The Case for Cases

On July 17, 2007, in Opinion, by Dan Robinson

 


There are two markets for a phone case (the brand of phone is immaterial).

There’s the holster; then there’s the purse model.

If you’re like most men — and don’t carry a purse — you go for the holster type, which is further divided into the horizontal and vertical. As phones get bigger again thanks to increased screen size, the holster orientation becomes a factor.

It is at this point the physiognomy of the wearer comes into play. As much as we hate to admit it, we gots love handles and thighs. This means there is a limited amount of space for a cell phone on our belts. Too far forward and it get squooshed uncomfortably between belly and thigh . . . too far back and it get dislodged by seat belts and chair backs.

Some guys put them in pockets, but they are generally the tight jeans crowd and don’t use a case anyhow. After a month of use their flip phones look like Willy Nelson’s guitar. The scratches add character and are a sign that their phones “is just gettin’ broke in good.”

The urbanite? Phones in shirt and jacket pockets create an unsightly bulge. Just too, too gauche doncha know, so they tend to lay their phones on desks. Kinda defeating the concept of a cell phone.

Right-brained, looks-conscious, purse people tend toward style over substance. Looking good is all-important. The fact that it’s hard to open and clumsy to extract the phone is secondary.
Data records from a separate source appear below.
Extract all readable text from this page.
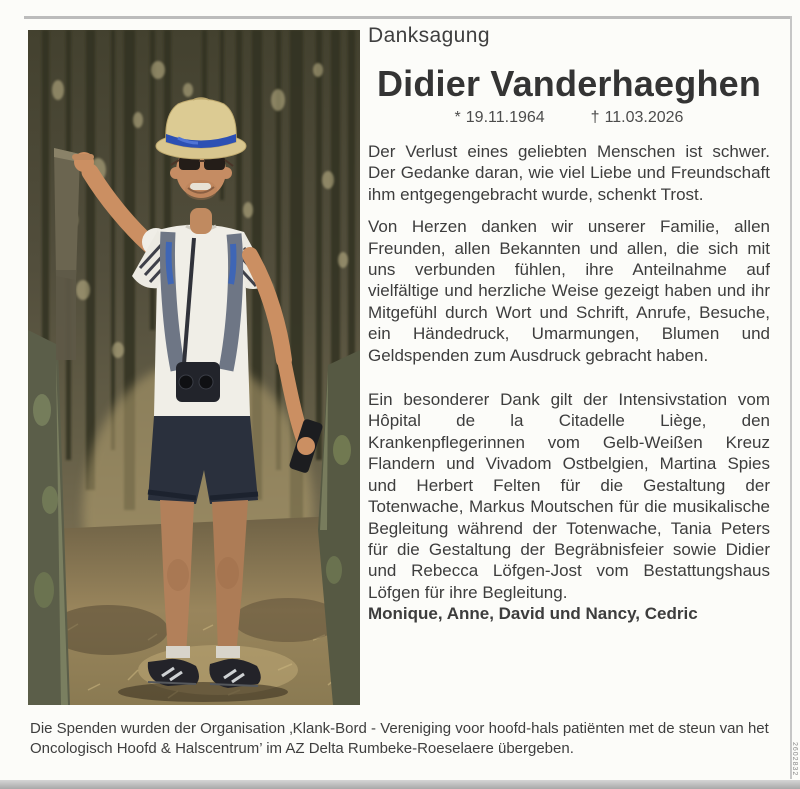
Danksagung
Didier Vanderhaeghen
* 19.11.1964	† 11.03.2026

Der Verlust eines geliebten Menschen ist schwer. Der Gedanke daran, wie viel Liebe und Freundschaft ihm entgegengebracht wurde, schenkt Trost.

Von Herzen danken wir unserer Familie, allen Freunden, allen Bekannten und allen, die sich mit uns verbunden fühlen, ihre Anteilnahme auf vielfältige und herzliche Weise gezeigt haben und ihr Mitgefühl durch Wort und Schrift, Anrufe, Besuche, ein Händedruck, Umarmungen, Blumen und Geldspenden zum Ausdruck gebracht haben.

Ein besonderer Dank gilt der Intensivstation vom Hôpital de la Citadelle Liège, den Krankenpflegerinnen vom Gelb-Weißen Kreuz Flandern und Vivadom Ostbelgien, Martina Spies und Herbert Felten für die Gestaltung der Totenwache, Markus Moutschen für die musikalische Begleitung während der Totenwache, Tania Peters für die Gestaltung der Begräbnisfeier sowie Didier und Rebecca Löfgen-Jost vom Bestattungshaus Löfgen für ihre Begleitung.

Monique, Anne, David und Nancy, Cedric

Die Spenden wurden der Organisation ‚Klank-Bord - Vereniging voor hoofd-hals patiënten met de steun van het Oncologisch Hoofd & Halscentrum’ im AZ Delta Rumbeke-Roeselaere übergeben.	2602832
Pink leather with contrasting stitching? It is to swoon!

Personally, I am so far to the left, it’s hard to find a decent cell phone case. I require that it be horizontal, and in a quick-draw design reminiscent of the gunfighters of old. When that sucker rings, I want it out of the holster and thumbed to life in two seconds flat . . . or less. I don’t want to fumble putting it back either. The case is ugly and black? Who cares! I actually practice opening the case with index finger while the second finger pushes the phone out via the conveniently placed hole on the underside. This puts the phone in my palm — placed so my thumb is over the screen slider as I whip it up into talk position.

If I could twirl it around my finger like a six-shooter to re-holster . . . I would.

——

All this is to preface a task.

I’ve been asked to review cases and accessories for the iPhone. To fairly point out the features and flaws of each, I’ll grade them on three criteria:

Style, Substance, Utility

Style points will be based on design, looks and workmanship.
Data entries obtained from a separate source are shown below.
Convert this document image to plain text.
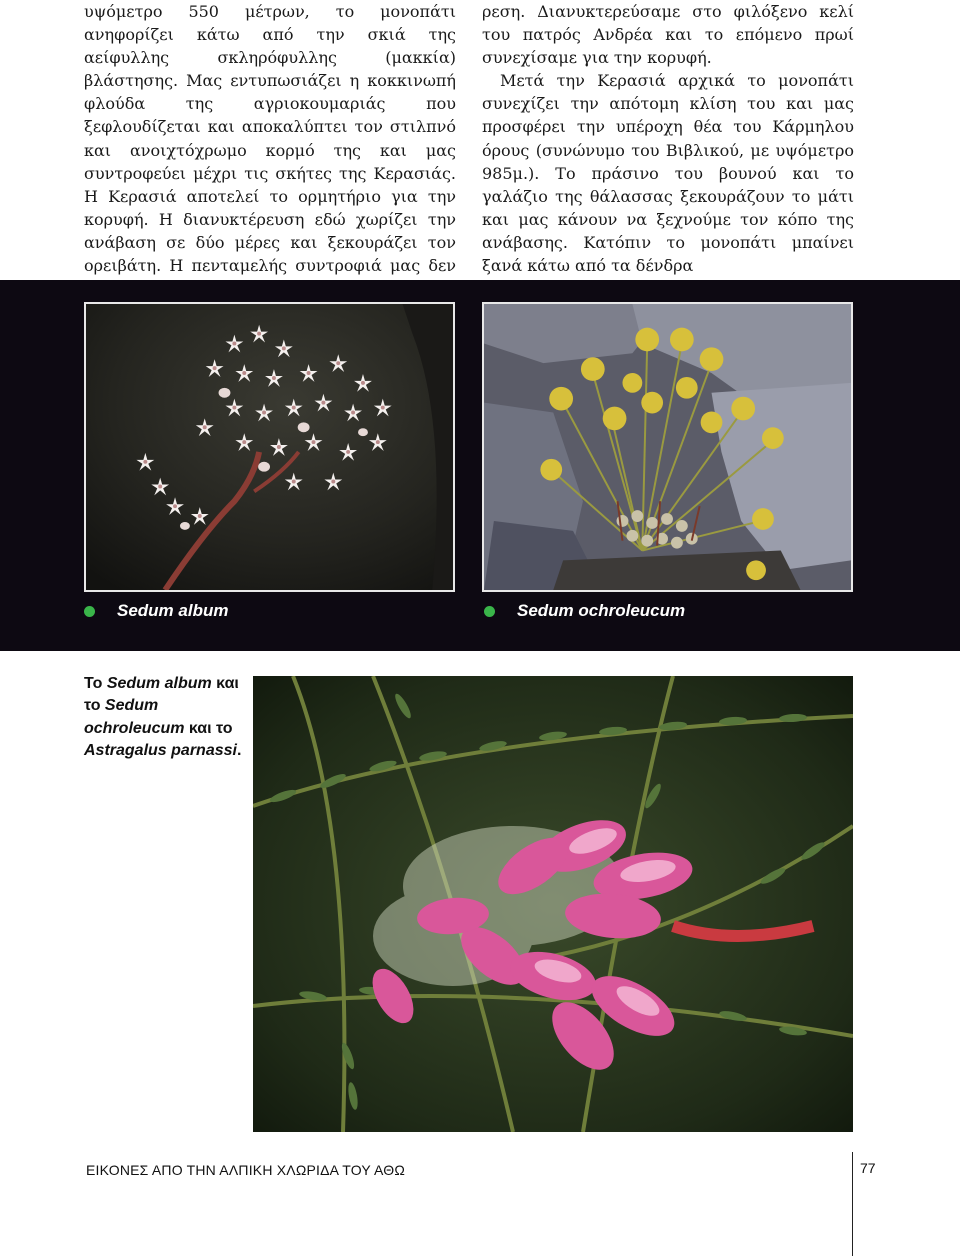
υψόμετρο 550 μέτρων, το μονοπάτι ανηφορίζει κάτω από την σκιά της αείφυλλης σκληρόφυλλης (μακκία) βλάστησης. Μας εντυπωσιάζει η κοκκινωπή φλούδα της αγριοκουμαριάς που ξεφλουδίζεται και αποκαλύπτει τον στιλπνό και ανοιχτόχρωμο κορμό της και μας συντροφεύει μέχρι τις σκήτες της Κερασιάς. Η Κερασιά αποτελεί το ορμητήριο για την κορυφή. Η διανυκτέρευση εδώ χωρίζει την ανάβαση σε δύο μέρες και ξεκουράζει τον ορειβάτη. Η πενταμελής συντροφιά μας δεν

ρεση. Διανυκτερεύσαμε στο φιλόξενο κελί του πατρός Ανδρέα και το επόμενο πρωί συνεχίσαμε για την κορυφή.

Μετά την Κερασιά αρχικά το μονοπάτι συνεχίζει την απότομη κλίση του και μας προσφέρει την υπέροχη θέα του Κάρμηλου όρους (συνώνυμο του Βιβλικού, με υψόμετρο 985μ.). Το πράσινο του βουνού και το γαλάζιο της θάλασσας ξεκουράζουν το μάτι και μας κάνουν να ξεχνούμε τον κόπο της ανάβασης. Κατόπιν το μονοπάτι μπαίνει ξανά κάτω από τα δένδρα

Sedum album	Sedum ochroleucum
Το Sedum album και το Sedum ochroleucum και το Astragalus parnassi.
ΕΙΚΟΝΕΣ ΑΠΟ ΤΗΝ ΑΛΠΙΚΗ ΧΛΩΡΙΔΑ ΤΟΥ ΑΘΩ	77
Substance will also use workmanship, but will include how well suited a case will be to its task. How well is it made? Does it protect your iPhone? How well? Does it stay on your belt or does it fall on the floor every time you sit down?

Utility will be ease of use. Can you whip it out with a minimum of fuss an bother or must you shake out your phone like ketchup from a long-neck bottle?

The iPhone presents several design challenges as well as removing some others (such as flip phone cases). It will be interesting to see how the cases meet the challenge.